Ivan: To answer your question, let me first say that I don’t readily see my work as conceptual in any way, and I feel this is so because I don’t set out with any specific purpose in mind. I think for something to be conceptual, you have to have some sort of agenda for what you want to stir up, who you want to provoke. Yes I can see arguments against this assumption, but for the most part this seems to me to be the case. I’m just interested in certain moments, and how these moments form experience, and what experience consists of and how it is perhaps manipulated by the increasing complexity and chaos of the world (here I’m mainly referring to technological advancement and all its implications, one of which being the need for ever quirkier advertisements to catch the attention of our increasingly desensitized minds). I like to present situations in my work that can invite a great range of interpretations. I like the idea of expansive thinking, if I may so put it, fully realizing how pretentious it sounds. But I value the idea of thoughts branching out and multiplying, perhaps reaching epiphanous levels or equally so becoming confusing and contradictory, with no clear sense of purpose or ultimate goal. But having said all this, I’m gonna contradict myself right now. I’ve also made work and have ideas for work that are pretty much a direct reaction or rebellion against what I see as certain pretensions of the art world. I think the schmoozing prevalent during private views, and in the art world in general, has reached almost conspiratorial or cult-like levels, and I had this idea that’s kind of an attack on that.

I want to make a large painting that appears to be a legitimate painting of mine, but which is rigged as to allow for a friend and I to hide behind it during a private view. And as the champagne sipping reaches its climax, we would burst out through the painting, each armed with a water hose and just start hosing everyone and the art down with tons of water…  But most of my work doesn’t take a direct stance against the art world, although I guess it may sorta take an indirect one, in that I generally have an aversion to most of the art world’s current conventions. I hate talking about my work in anything approaching what may be considered “art lingo,” and I generally dislike going to many shows or even looking at too much other art. I’ll go to private views to have a drink and be entertained, but I can say that a lot of the time I’m neither interested in the art nor do I feel it has any influence at all on my work. (Having said this, I’ll again take the liberty to contradict myself by saying that I generally find all things interesting, and I guess this includes all art; but this doesn’t stop me from claiming that in the current environment of the art world, and the way shows are chosen and put together, and perhaps simply the sheer amount of shows, I just don’t feel that most art speaks to me at all; as much as I may crave to be interested, I’m not…I’d rather stand outside and drink a free Carlsberg, which is what pretty much everyone else does anyway.)

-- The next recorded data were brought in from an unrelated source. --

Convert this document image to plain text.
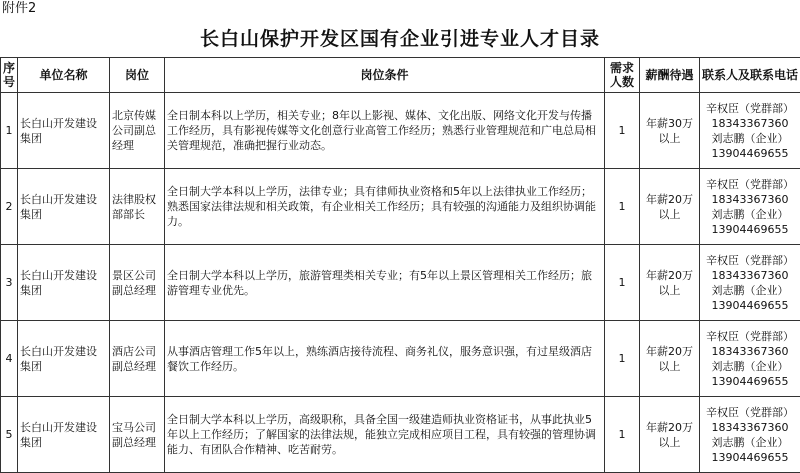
附件2
长白山保护开发区国有企业引进专业人才目录
序号	单位名称	岗位	岗位条件	需求人数	薪酬待遇	联系人及联系电话
1	长白山开发建设集团	北京传媒公司副总经理	全日制本科以上学历，相关专业；8年以上影视、媒体、文化出版、网络文化开发与传播工作经历，具有影视传媒等文化创意行业高管工作经历；熟悉行业管理规范和广电总局相关管理规范，准确把握行业动态。	1	年薪30万以上	辛权臣（党群部）
18343367360
刘志鹏（企业）
13904469655

2	长白山开发建设集团	法律股权部部长	全日制大学本科以上学历，法律专业；具有律师执业资格和5年以上法律执业工作经历；熟悉国家法律法规和相关政策，有企业相关工作经历；具有较强的沟通能力及组织协调能力。	1	年薪20万以上	辛权臣（党群部）
18343367360
刘志鹏（企业）
13904469655

3	长白山开发建设集团	景区公司副总经理	全日制大学本科以上学历，旅游管理类相关专业；有5年以上景区管理相关工作经历；旅游管理专业优先。	1	年薪20万以上	辛权臣（党群部）
18343367360
刘志鹏（企业）
13904469655

4	长白山开发建设集团	酒店公司副总经理	从事酒店管理工作5年以上，熟练酒店接待流程、商务礼仪，服务意识强，有过星级酒店餐饮工作经历。	1	年薪20万以上	辛权臣（党群部）
18343367360
刘志鹏（企业）
13904469655

5	长白山开发建设集团	宝马公司副总经理	全日制大学本科以上学历，高级职称，具备全国一级建造师执业资格证书，从事此执业5年以上工作经历；了解国家的法律法规，能独立完成相应项目工程，具有较强的管理协调能力、有团队合作精神、吃苦耐劳。	1	年薪20万以上	辛权臣（党群部）
18343367360
刘志鹏（企业）
13904469655
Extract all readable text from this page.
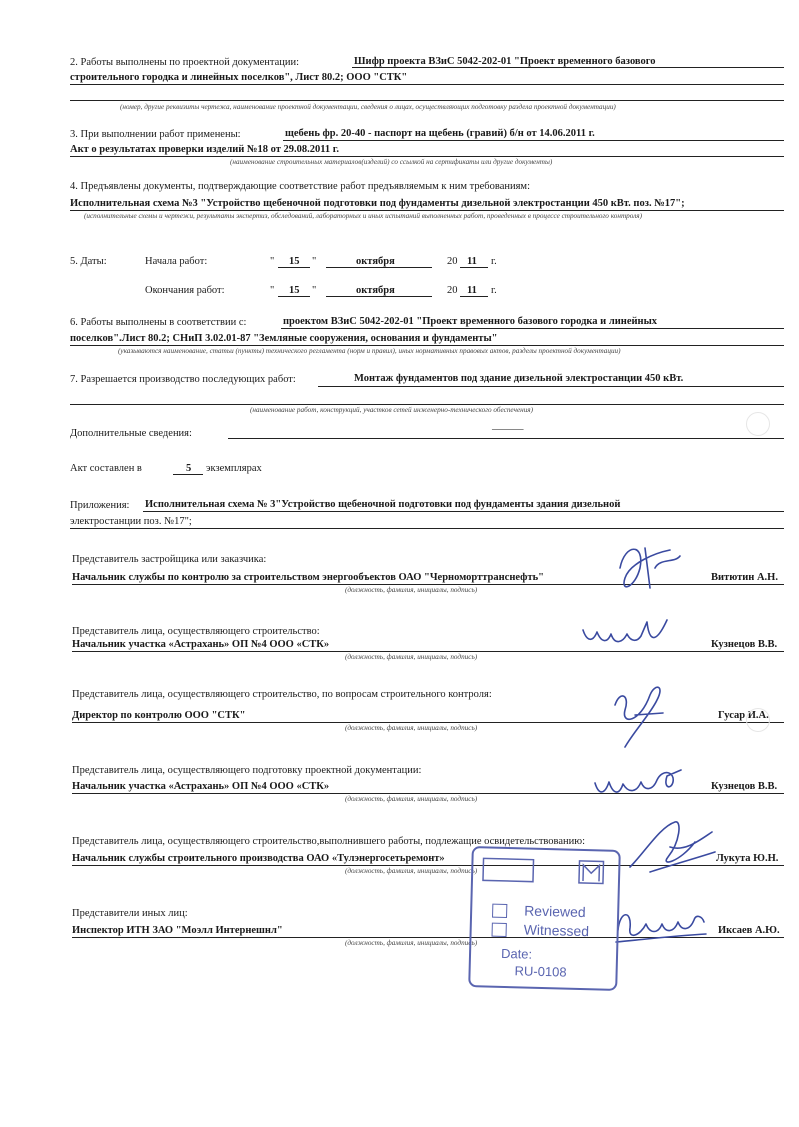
2. Работы выполнены по проектной документации:	Шифр проекта ВЗиС 5042-202-01 "Проект временного базового
строительного городка и линейных поселков", Лист 80.2; ООО "СТК"
(номер, другие реквизиты чертежа, наименование проектной документации, сведения о лицах, осуществляющих подготовку раздела проектной документации)
3. При выполнении работ применены:	щебень фр. 20-40 - паспорт на щебень (гравий) б/н от 14.06.2011 г.
Акт о результатах проверки изделий №18 от 29.08.2011 г.
(наименование строительных материалов(изделий) со ссылкой на сертификаты или другие документы)
4. Предъявлены документы, подтверждающие соответствие работ предъявляемым к ним требованиям:
Исполнительная схема №3 "Устройство щебеночной подготовки под фундаменты дизельной электростанции 450 кВт. поз. №17";
(исполнительные схемы и чертежи, результаты экспертиз, обследований, лабораторных и иных испытаний выполненных работ, проведенных в процессе строительного контроля)
5. Даты:	Начала работ:	" 15 "	октября	20 11 г.
Окончания работ:	" 15 "	октября	20 11 г.
6. Работы выполнены в соответствии с:	проектом ВЗиС 5042-202-01 "Проект временного базового городка и линейных
поселков".Лист 80.2; СНиП 3.02.01-87 "Земляные сооружения, основания и фундаменты"
(указываются наименование, статьи (пункты) технического регламента (норм и правил), иных нормативных правовых актов, разделы проектной документации)
7. Разрешается производство последующих работ:	Монтаж фундаментов под здание дизельной электростанции 450 кВт.
(наименование работ, конструкций, участков сетей инженерно-технического обеспечения)
Дополнительные сведения:	———
Акт составлен в	5 экземплярах
Приложения: Исполнительная схема № 3"Устройство щебеночной подготовки под фундаменты здания дизельной
электростанции поз. №17";
Представитель застройщика или заказчика:
Начальник службы по контролю за строительством энергообъектов ОАО "Черноморттранснефть"	Витютин А.Н.
(должность, фамилия, инициалы, подпись)
Представитель лица, осуществляющего строительство:
Начальник участка «Астрахань» ОП №4 ООО «СТК»	Кузнецов В.В.
(должность, фамилия, инициалы, подпись)
Представитель лица, осуществляющего строительство, по вопросам строительного контроля:
Директор по контролю ООО "СТК"	Гусар И.А.
(должность, фамилия, инициалы, подпись)
Представитель лица, осуществляющего подготовку проектной документации:
Начальник участка «Астрахань» ОП №4 ООО «СТК»	Кузнецов В.В.
(должность, фамилия, инициалы, подпись)
Представитель лица, осуществляющего строительство,выполнившего работы, подлежащие освидетельствованию:
Начальник службы строительного производства ОАО «Тулэнергосетьремонт»	Лукута Ю.Н.
(должность, фамилия, инициалы, подпись)
Представители иных лиц:
Инспектор ИТН ЗАО "Моэлл Интернешнл"	Иксаев А.Ю.
(должность, фамилия, инициалы, подпись)
Reviewed
Witnessed
Date:
RU-0108
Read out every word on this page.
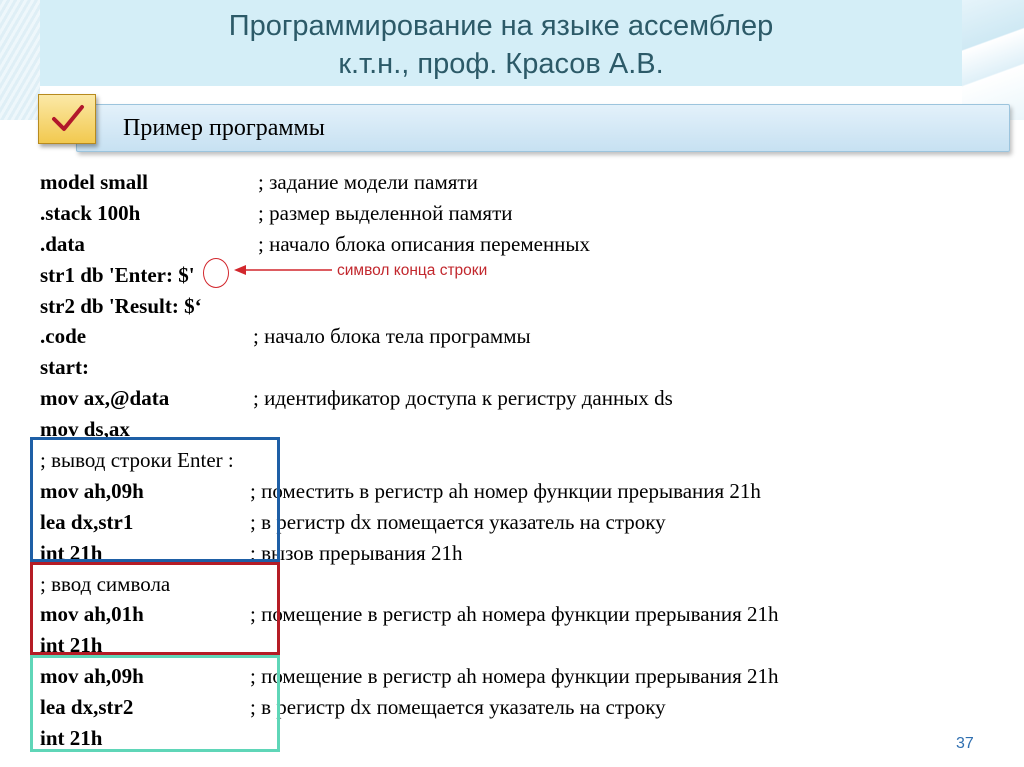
Программирование на языке ассемблер
к.т.н., проф. Красов А.В.
Пример программы
model small	; задание модели памяти
.stack 100h	; размер выделенной памяти
.data	; начало блока описания переменных
str1 db 'Enter: $'
str2 db 'Result: $‘
.code	; начало блока тела программы
start:
mov ax,@data	; идентификатор доступа к регистру данных ds
mov ds,ax
; вывод строки Enter :
mov ah,09h	; поместить в регистр ah номер функции прерывания 21h
lea dx,str1	; в регистр dx помещается указатель на строку
int 21h	; вызов прерывания 21h
; ввод символа
mov ah,01h	; помещение в регистр ah номера функции прерывания 21h
int 21h
mov ah,09h	; помещение в регистр ah номера функции прерывания 21h
lea dx,str2	; в регистр dx помещается указатель на строку
int 21h
символ конца строки
37
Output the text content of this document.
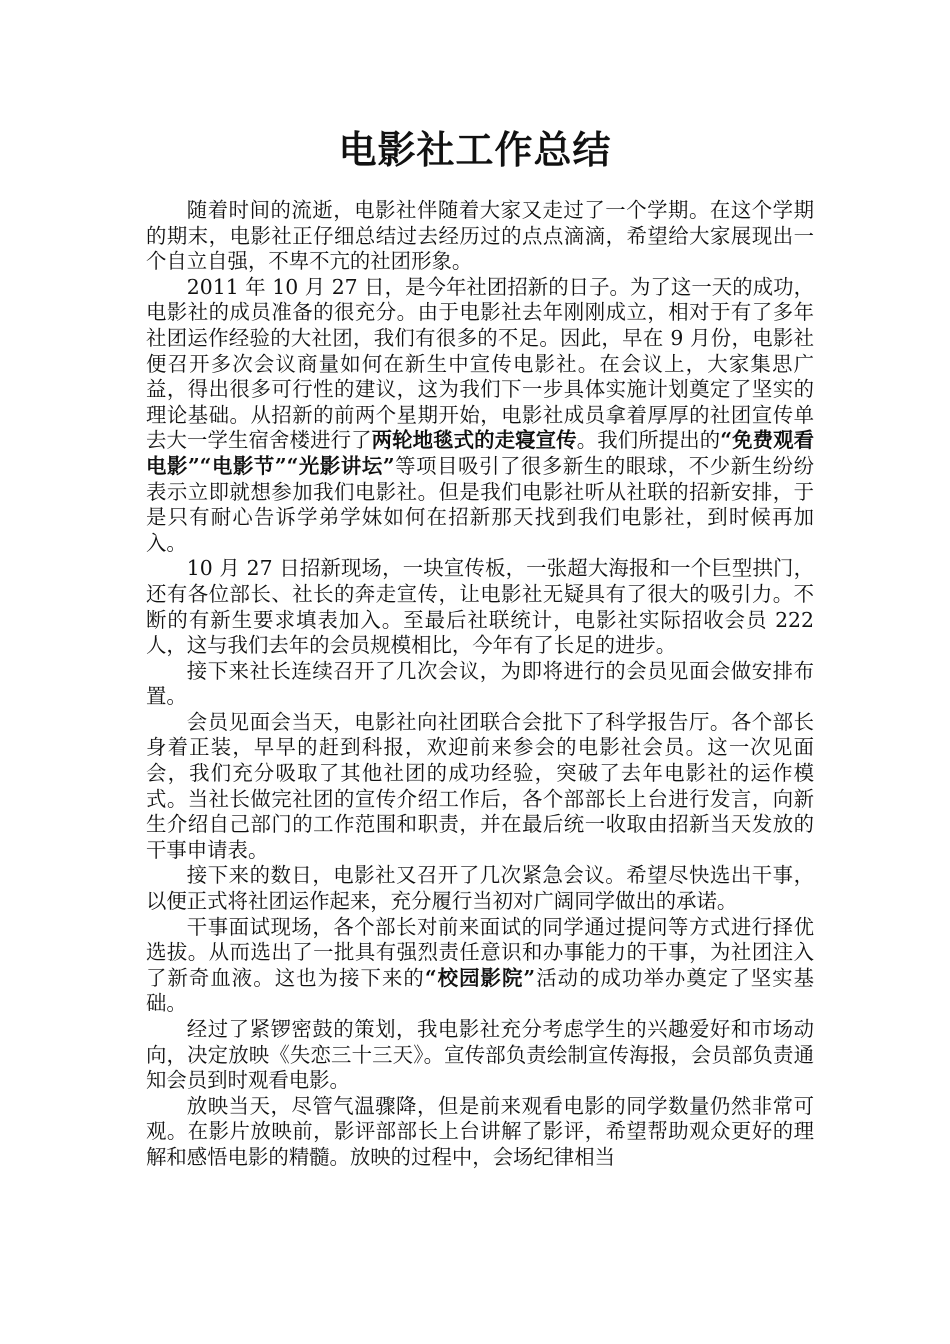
电影社工作总结

随着时间的流逝，电影社伴随着大家又走过了一个学期。在这个学期的期末，电影社正仔细总结过去经历过的点点滴滴，希望给大家展现出一个自立自强，不卑不亢的社团形象。

2011 年 10 月 27 日，是今年社团招新的日子。为了这一天的成功，电影社的成员准备的很充分。由于电影社去年刚刚成立，相对于有了多年社团运作经验的大社团，我们有很多的不足。因此，早在 9 月份，电影社便召开多次会议商量如何在新生中宣传电影社。在会议上，大家集思广益，得出很多可行性的建议，这为我们下一步具体实施计划奠定了坚实的理论基础。从招新的前两个星期开始，电影社成员拿着厚厚的社团宣传单去大一学生宿舍楼进行了两轮地毯式的走寝宣传。我们所提出的“免费观看电影”“电影节”“光影讲坛”等项目吸引了很多新生的眼球，不少新生纷纷表示立即就想参加我们电影社。但是我们电影社听从社联的招新安排，于是只有耐心告诉学弟学妹如何在招新那天找到我们电影社，到时候再加入。

10 月 27 日招新现场，一块宣传板，一张超大海报和一个巨型拱门，还有各位部长、社长的奔走宣传，让电影社无疑具有了很大的吸引力。不断的有新生要求填表加入。至最后社联统计，电影社实际招收会员 222 人，这与我们去年的会员规模相比，今年有了长足的进步。

接下来社长连续召开了几次会议，为即将进行的会员见面会做安排布置。

会员见面会当天，电影社向社团联合会批下了科学报告厅。各个部长身着正装，早早的赶到科报，欢迎前来参会的电影社会员。这一次见面会，我们充分吸取了其他社团的成功经验，突破了去年电影社的运作模式。当社长做完社团的宣传介绍工作后，各个部部长上台进行发言，向新生介绍自己部门的工作范围和职责，并在最后统一收取由招新当天发放的干事申请表。

接下来的数日，电影社又召开了几次紧急会议。希望尽快选出干事，以便正式将社团运作起来，充分履行当初对广阔同学做出的承诺。

干事面试现场，各个部长对前来面试的同学通过提问等方式进行择优选拔。从而选出了一批具有强烈责任意识和办事能力的干事，为社团注入了新奇血液。这也为接下来的“校园影院”活动的成功举办奠定了坚实基础。

经过了紧锣密鼓的策划，我电影社充分考虑学生的兴趣爱好和市场动向，决定放映《失恋三十三天》。宣传部负责绘制宣传海报，会员部负责通知会员到时观看电影。

放映当天，尽管气温骤降，但是前来观看电影的同学数量仍然非常可观。在影片放映前，影评部部长上台讲解了影评，希望帮助观众更好的理解和感悟电影的精髓。放映的过程中，会场纪律相当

In this case, I guess I take on an individualistic stance, in that I think my work is a culmination of all the fears and anxieties I have about the world, art world included, but it doesn’t pinpoint anything in particular. I’m more interested in stirring up a chaos of many different things, essentially anything I can think of –I feel free to paint or put whatever I want in my paintings, without ever feeling a need to have a reason for doing so, and thus letting the viewer swim with the freedom to make her own connections, which are often far cooler than anything I can come up with.

INTRODUCING: It’s refreshing, the freedom to interpret. It sounds to me like you just want to paint. You’re obviously familiar with all the ‘dialogues’ and ‘debates’ surrounding art-making, art-viewing, and art-buying today, but you choose to focus your energy on ‘painting’, instead of whatever ‘ideas’ or ‘reference’ that might be behind it. Now, this seems to resonate a bit with the ideals of abstract expressionism, the ‘purity of painting’ so to speak that was propelled by Clement Greenberg. What is your view on that period? And what is the progress painting as a discipline has made since then?